Juru bicara Hamas, Hazem Qassem, menegaskan bahwa Israel tidak mematuhi peta kesepakatan dan secara sengaja memperluas garis kuning, terutama di wilayah utara Jalur Gaza.

Dalam pernyataannya pada Senin, 10 November 2025, Qassem mengatakan bahwa pihaknya telah menjelaskan kepada para mediator bahwa Hamas perlu membawa alat berat untuk mengevakuasi sisa jenazah tawanan “Israel” yang terperangkap di zona pertempuran.

Ia menambahkan, Israel juga mengingkari kesepahaman sebelumnya terkait para pejuang Hamas di Rafah setelah menerima jenazah perwira Hadar Goldin.

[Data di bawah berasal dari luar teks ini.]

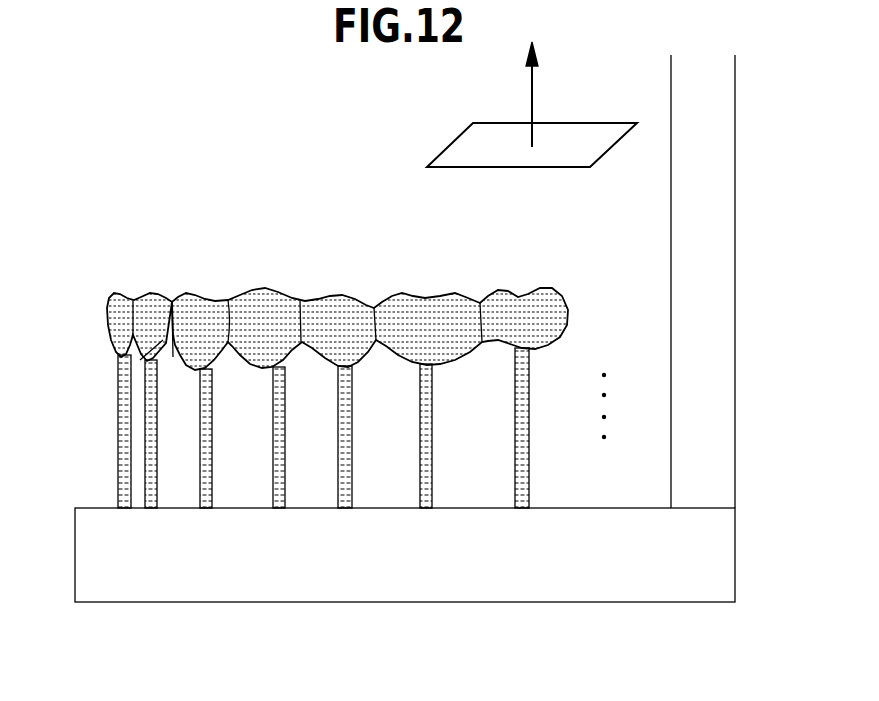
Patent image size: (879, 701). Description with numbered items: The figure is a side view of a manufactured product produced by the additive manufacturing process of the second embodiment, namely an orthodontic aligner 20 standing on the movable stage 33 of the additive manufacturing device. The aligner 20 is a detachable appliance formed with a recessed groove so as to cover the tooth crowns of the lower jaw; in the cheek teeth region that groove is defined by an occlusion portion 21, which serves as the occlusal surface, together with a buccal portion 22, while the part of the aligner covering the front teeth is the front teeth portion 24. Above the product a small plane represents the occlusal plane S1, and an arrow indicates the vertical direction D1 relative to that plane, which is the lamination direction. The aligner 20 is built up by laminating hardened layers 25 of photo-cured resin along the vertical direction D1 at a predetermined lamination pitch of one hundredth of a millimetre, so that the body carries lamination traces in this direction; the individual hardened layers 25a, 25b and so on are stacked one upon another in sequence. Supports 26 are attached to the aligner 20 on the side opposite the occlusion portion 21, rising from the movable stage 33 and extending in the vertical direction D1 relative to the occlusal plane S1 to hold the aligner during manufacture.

The orthodontic aligner 20 is at (323, 276).
The occlusion portion 21 is at (418, 298).
The buccal portion 22 is at (190, 307).
The front teeth portion 24 is at (180, 295).
The hardened layers 25 is at (394, 428).
The hardened layer 25a is at (529, 507).
The hardened layer 25b is at (529, 490).
The supports 26 is at (420, 490).
The movable stage 33 is at (523, 580).
The vertical direction D1 is at (530, 87).
The occlusal plane S1 is at (572, 140).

Menurut Qassem, perkembangan ini menunjukkan bahwa Israel terus melanggar perjanjian yang telah ditandatangani, sehingga semakin mempersulit upaya mediasi kemanusiaan maupun lapangan.

Selama perang genosida yang dilancarkan Israel, lebih dari 239.000 warga Palestina tewas atau terluka, sebagian besar anak-anak dan perempuan. Selain itu, lebih dari 11.000 orang dilaporkan hilang, sementara ratusan ribu lainnya mengungsi dan dilanda kelaparan yang menewaskan banyak korban, terutama anak-anak. Sebagian besar kota dan wilayah di Jalur Gaza pun hancur dan terhapus dari peta.